Somut olayda Kurum, veri sorumlusunun gerekli önlemleri alıp almadığını incelemiştir. Söz konusu doktor emekli olduğu için veri sorumlusunun ifşa ile ilgili kontrol önlemlerini ele alamadığı tespit edilmiştir. Sağlık verilerinin işlenmesi için gerekli koşulların karşılanıp karşılanmadığı noktasında ise veri sorumlusunun kişisel verilerin ifşası için herhangi bir yasal dayanak ortaya koymaması nedeniyle veri koruma mevzuatını ihlal ettiğine karar verilmiştir.
GDPR(AB Genel Veri Koruma Yönetmeliği)’nin 5(1)(f) Maddesinde, kişisel verilerin güvenliğini sağlama yükümlülüğü, 32. maddede ise güvenliği sağlamak için veri sorumlusunun ve veri işleyenin uygun teknik ve organizasyonel önlemleri uygulama yükümlülüğü belirtilmiştir. Kurum, uygun güvenlik önlemlerini değerlendirirken veri sorumluları ve veri işleyenlerin diğer önlemlerin yanı sıra, işlemenin niteliğini, kapsamını, bağlamını ve amacını ve ayrıca veri sahipleri için değişen olasılık ve önem riskini dikkate alması gerektiğini bildirmiştir. Bu bağlamda, GDPR’nin 9. Maddesi kapsamında “özel bir kişisel veri kategorisi” olan sağlık verilerinin, doğası gereği temel hak ve özgürlüklere ilişkin olarak özellikle hassas olduğunu ve özel bir korumayı hak ettiği kabul etmektedir. Veri sorumlusunun hataen ve hukuka aykırı olarak kişisel veriyi ifşa etmesi durumunda, GDPR’nin 33. maddesine yer alan, durumun gecikmeksizin ilgili kişiye iletilmesi yükümlülüğünü yerine getirmesi gerekmektedir.

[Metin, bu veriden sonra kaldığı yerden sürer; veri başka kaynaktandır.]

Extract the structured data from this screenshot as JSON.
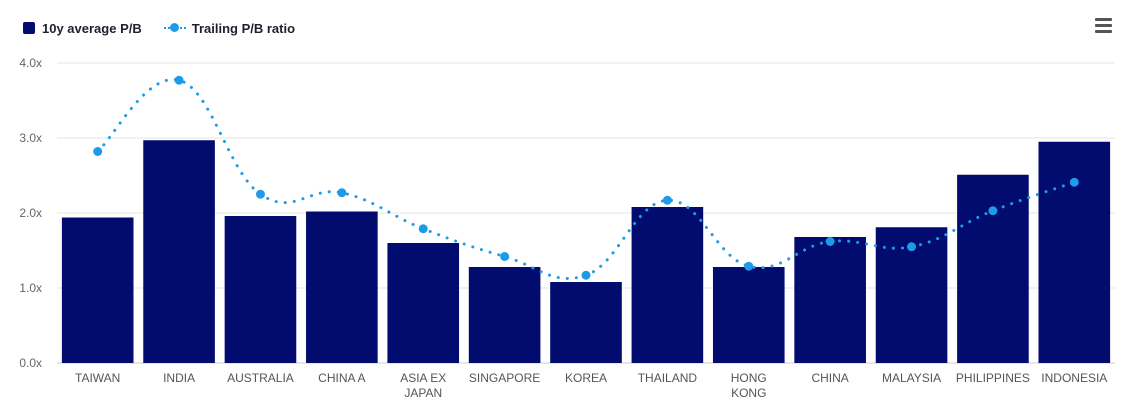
{
  "legend": {
    "bar_label": "10y average P/B",
    "line_label": "Trailing P/B ratio"
  },
  "icons": {
    "menu": "hamburger-menu-icon"
  },
  "colors": {
    "bar": "#020b6e",
    "line": "#1e9be8",
    "grid": "#e6e6e6"
  },
  "chart_data": {
    "type": "bar",
    "categories": [
      [
        "TAIWAN"
      ],
      [
        "INDIA"
      ],
      [
        "AUSTRALIA"
      ],
      [
        "CHINA A"
      ],
      [
        "ASIA EX",
        "JAPAN"
      ],
      [
        "SINGAPORE"
      ],
      [
        "KOREA"
      ],
      [
        "THAILAND"
      ],
      [
        "HONG",
        "KONG"
      ],
      [
        "CHINA"
      ],
      [
        "MALAYSIA"
      ],
      [
        "PHILIPPINES"
      ],
      [
        "INDONESIA"
      ]
    ],
    "series": [
      {
        "name": "10y average P/B",
        "type": "bar",
        "values": [
          1.94,
          2.97,
          1.96,
          2.02,
          1.6,
          1.28,
          1.08,
          2.08,
          1.28,
          1.68,
          1.81,
          2.51,
          2.95
        ]
      },
      {
        "name": "Trailing P/B ratio",
        "type": "line",
        "style": "dotted",
        "values": [
          2.82,
          3.77,
          2.25,
          2.27,
          1.79,
          1.42,
          1.17,
          2.17,
          1.29,
          1.62,
          1.55,
          2.03,
          2.41
        ]
      }
    ],
    "ylim": [
      0,
      4
    ],
    "yticks": [
      "0.0x",
      "1.0x",
      "2.0x",
      "3.0x",
      "4.0x"
    ],
    "grid": true,
    "legend_position": "top-left"
  }
}
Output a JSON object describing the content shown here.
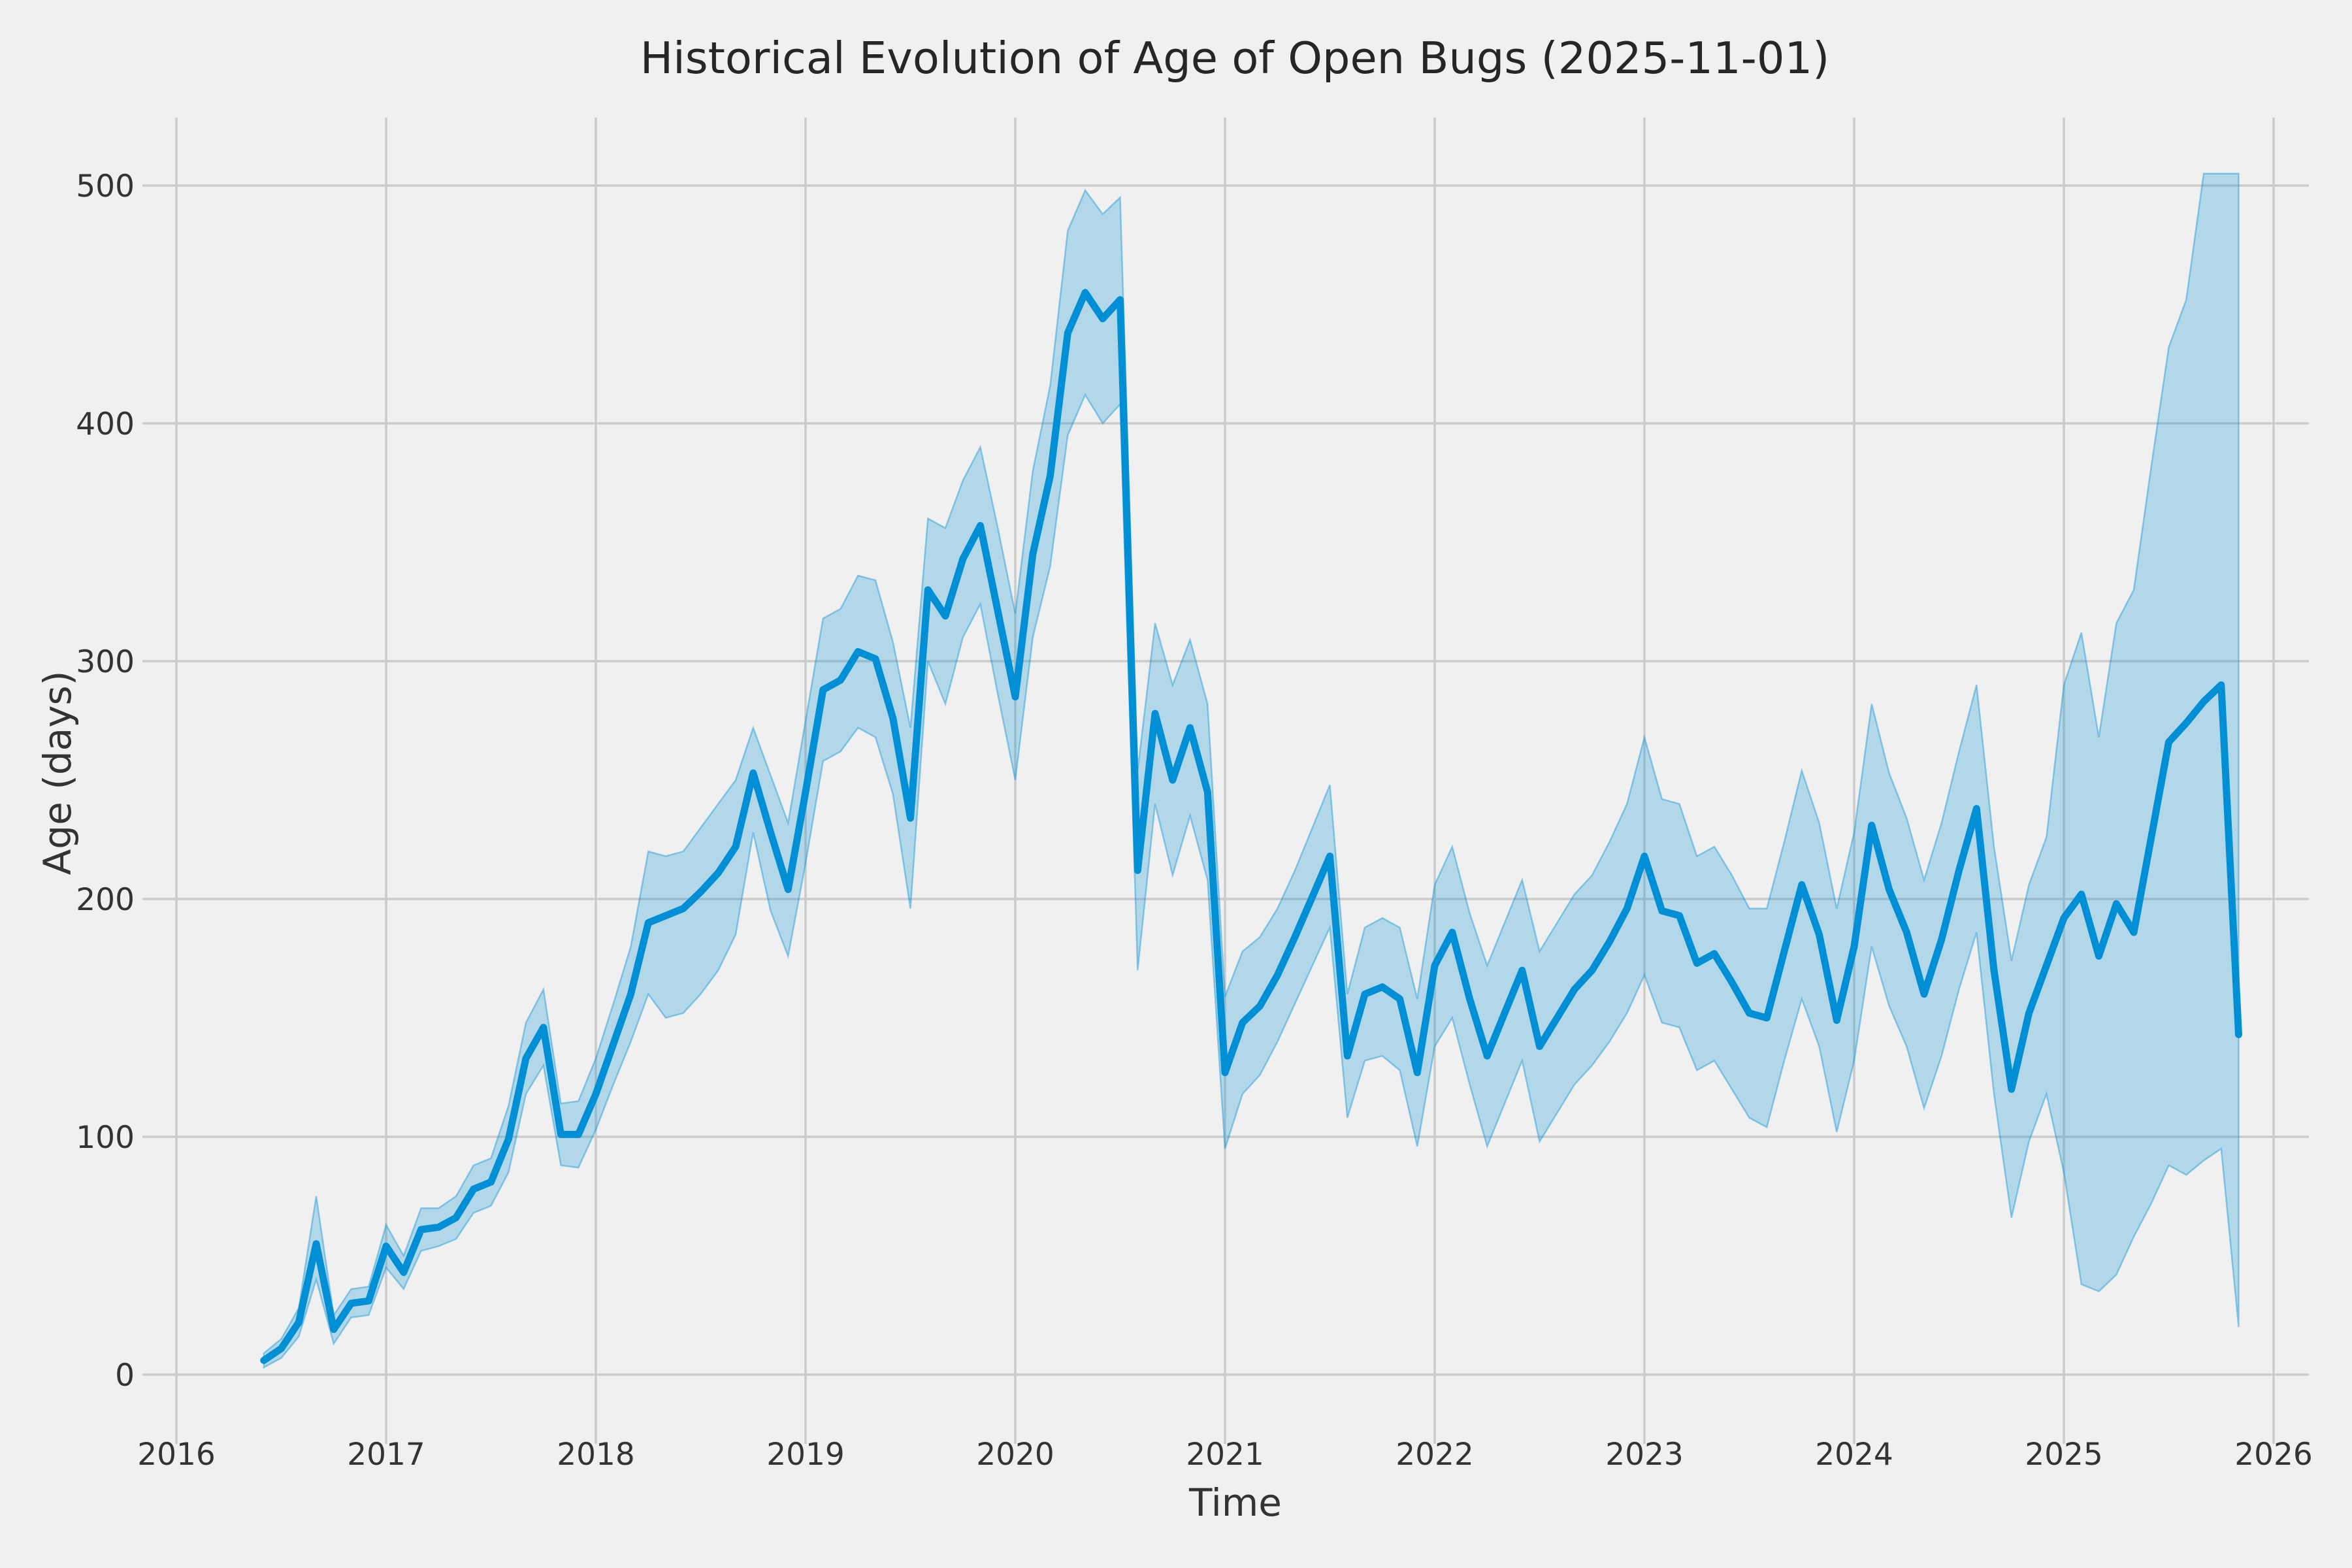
{
  "title": "Historical Evolution of Age of Open Bugs (2025-11-01)",
  "axes": {
    "xlabel": "Time",
    "ylabel": "Age (days)",
    "x_ticks": [
      2016,
      2017,
      2018,
      2019,
      2020,
      2021,
      2022,
      2023,
      2024,
      2025,
      2026
    ],
    "y_ticks": [
      0,
      100,
      200,
      300,
      400,
      500
    ]
  },
  "colors": {
    "background": "#f0f0f0",
    "grid": "#cbcbcb",
    "line": "#008fd5",
    "band_fill": "rgba(0,143,213,0.26)",
    "text": "#333333"
  },
  "chart_data": {
    "type": "line",
    "title": "Historical Evolution of Age of Open Bugs (2025-11-01)",
    "xlabel": "Time",
    "ylabel": "Age (days)",
    "legend_position": "none",
    "grid": true,
    "xlim_years": [
      2015.93,
      2026.17
    ],
    "ylim": [
      -21,
      528
    ],
    "series_note": "monthly mean age of open bugs with confidence band (lo/hi)",
    "months": [
      "2016-05",
      "2016-06",
      "2016-07",
      "2016-08",
      "2016-09",
      "2016-10",
      "2016-11",
      "2016-12",
      "2017-01",
      "2017-02",
      "2017-03",
      "2017-04",
      "2017-05",
      "2017-06",
      "2017-07",
      "2017-08",
      "2017-09",
      "2017-10",
      "2017-11",
      "2017-12",
      "2018-01",
      "2018-02",
      "2018-03",
      "2018-04",
      "2018-05",
      "2018-06",
      "2018-07",
      "2018-08",
      "2018-09",
      "2018-10",
      "2018-11",
      "2018-12",
      "2019-01",
      "2019-02",
      "2019-03",
      "2019-04",
      "2019-05",
      "2019-06",
      "2019-07",
      "2019-08",
      "2019-09",
      "2019-10",
      "2019-11",
      "2019-12",
      "2020-01",
      "2020-02",
      "2020-03",
      "2020-04",
      "2020-05",
      "2020-06",
      "2020-07",
      "2020-08",
      "2020-09",
      "2020-10",
      "2020-11",
      "2020-12",
      "2021-01",
      "2021-02",
      "2021-03",
      "2021-04",
      "2021-05",
      "2021-06",
      "2021-07",
      "2021-08",
      "2021-09",
      "2021-10",
      "2021-11",
      "2021-12",
      "2022-01",
      "2022-02",
      "2022-03",
      "2022-04",
      "2022-05",
      "2022-06",
      "2022-07",
      "2022-08",
      "2022-09",
      "2022-10",
      "2022-11",
      "2022-12",
      "2023-01",
      "2023-02",
      "2023-03",
      "2023-04",
      "2023-05",
      "2023-06",
      "2023-07",
      "2023-08",
      "2023-09",
      "2023-10",
      "2023-11",
      "2023-12",
      "2024-01",
      "2024-02",
      "2024-03",
      "2024-04",
      "2024-05",
      "2024-06",
      "2024-07",
      "2024-08",
      "2024-09",
      "2024-10",
      "2024-11",
      "2024-12",
      "2025-01",
      "2025-02",
      "2025-03",
      "2025-04",
      "2025-05",
      "2025-06",
      "2025-07",
      "2025-08",
      "2025-09",
      "2025-10"
    ],
    "mean": [
      6,
      11,
      22,
      55,
      19,
      30,
      31,
      54,
      43,
      61,
      62,
      66,
      78,
      81,
      99,
      133,
      146,
      101,
      101,
      118,
      139,
      160,
      190,
      193,
      196,
      203,
      211,
      222,
      253,
      228,
      204,
      245,
      288,
      292,
      304,
      301,
      276,
      234,
      330,
      319,
      343,
      357,
      321,
      285,
      345,
      378,
      438,
      455,
      444,
      452,
      212,
      278,
      250,
      272,
      245,
      127,
      148,
      155,
      168,
      184,
      201,
      218,
      134,
      160,
      163,
      158,
      127,
      172,
      186,
      158,
      134,
      152,
      170,
      138,
      150,
      162,
      170,
      182,
      196,
      218,
      195,
      193,
      173,
      177,
      165,
      152,
      150,
      178,
      206,
      185,
      149,
      180,
      231,
      204,
      186,
      160,
      183,
      212,
      238,
      170,
      120,
      152,
      172,
      192,
      202,
      176,
      198,
      186,
      226,
      266,
      274,
      283,
      290,
      143
    ],
    "lo": [
      3,
      7,
      16,
      40,
      13,
      24,
      25,
      45,
      36,
      52,
      54,
      57,
      68,
      71,
      85,
      118,
      130,
      88,
      87,
      103,
      122,
      140,
      160,
      150,
      152,
      160,
      170,
      185,
      228,
      195,
      176,
      215,
      258,
      262,
      272,
      268,
      244,
      196,
      300,
      282,
      310,
      324,
      286,
      250,
      310,
      340,
      395,
      412,
      400,
      408,
      170,
      240,
      210,
      235,
      208,
      95,
      118,
      126,
      140,
      156,
      172,
      188,
      108,
      132,
      134,
      128,
      96,
      138,
      150,
      122,
      96,
      114,
      132,
      98,
      110,
      122,
      130,
      140,
      152,
      168,
      148,
      146,
      128,
      132,
      120,
      108,
      104,
      132,
      158,
      138,
      102,
      132,
      180,
      155,
      138,
      112,
      134,
      162,
      186,
      118,
      66,
      98,
      118,
      85,
      38,
      35,
      42,
      58,
      72,
      88,
      84,
      90,
      95,
      20
    ],
    "hi": [
      9,
      15,
      28,
      75,
      25,
      36,
      37,
      63,
      50,
      70,
      70,
      75,
      88,
      91,
      113,
      148,
      162,
      114,
      115,
      133,
      156,
      180,
      220,
      218,
      220,
      230,
      240,
      250,
      272,
      252,
      232,
      275,
      318,
      322,
      336,
      334,
      308,
      272,
      360,
      356,
      376,
      390,
      356,
      320,
      380,
      416,
      481,
      498,
      488,
      495,
      254,
      316,
      290,
      309,
      282,
      159,
      178,
      184,
      196,
      212,
      230,
      248,
      160,
      188,
      192,
      188,
      158,
      206,
      222,
      194,
      172,
      190,
      208,
      178,
      190,
      202,
      210,
      224,
      240,
      268,
      242,
      240,
      218,
      222,
      210,
      196,
      196,
      224,
      254,
      232,
      196,
      228,
      282,
      253,
      234,
      208,
      232,
      262,
      290,
      222,
      174,
      206,
      226,
      290,
      312,
      268,
      316,
      330,
      382,
      432,
      452,
      505,
      505,
      505
    ]
  }
}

Kurumun Uygun Güvenlik Önlemlerine İlişkin Kararı (Vaka Çalışması 9)
Somut olay, şikayetçinin ortağı tarafından bankaya elden teslim edilen ve şikayetçinin banka hesabına ilişkin birkaç yazışmanın kaybolduğu iddiasıyla ilgilidir. Bankanın, şikayetçiye bankacılık hizmetleri sağlamasıyla bağlantılı olarak şikayetçinin kişisel verilerinin içeriğini ve kullanımını kontrol etmesi nedeniyle veri sorumlusu olduğu Kurum tarafından tespit edilmiştir. Söz konusu veriler şikayetçinin adı, adresi ve banka hesap bilgilerinden oluşmakta olup, şikayetçinin bu bilgilerden tanımlanabilmesi ve şikayetçi ile bir birey olarak ilgili olması nedeniyle kişisel veridir. Şikâyetin incelenmesi sırasında veri sorumlusu, ilgili belgelerin banka içinde yanlış yerleştirildiğini, bankanın dışında herhangi bir kişisel veri sızıntısı olmadığını ve bu nedenle kişisel veri ihlali olmadığını ileri sürmüştür.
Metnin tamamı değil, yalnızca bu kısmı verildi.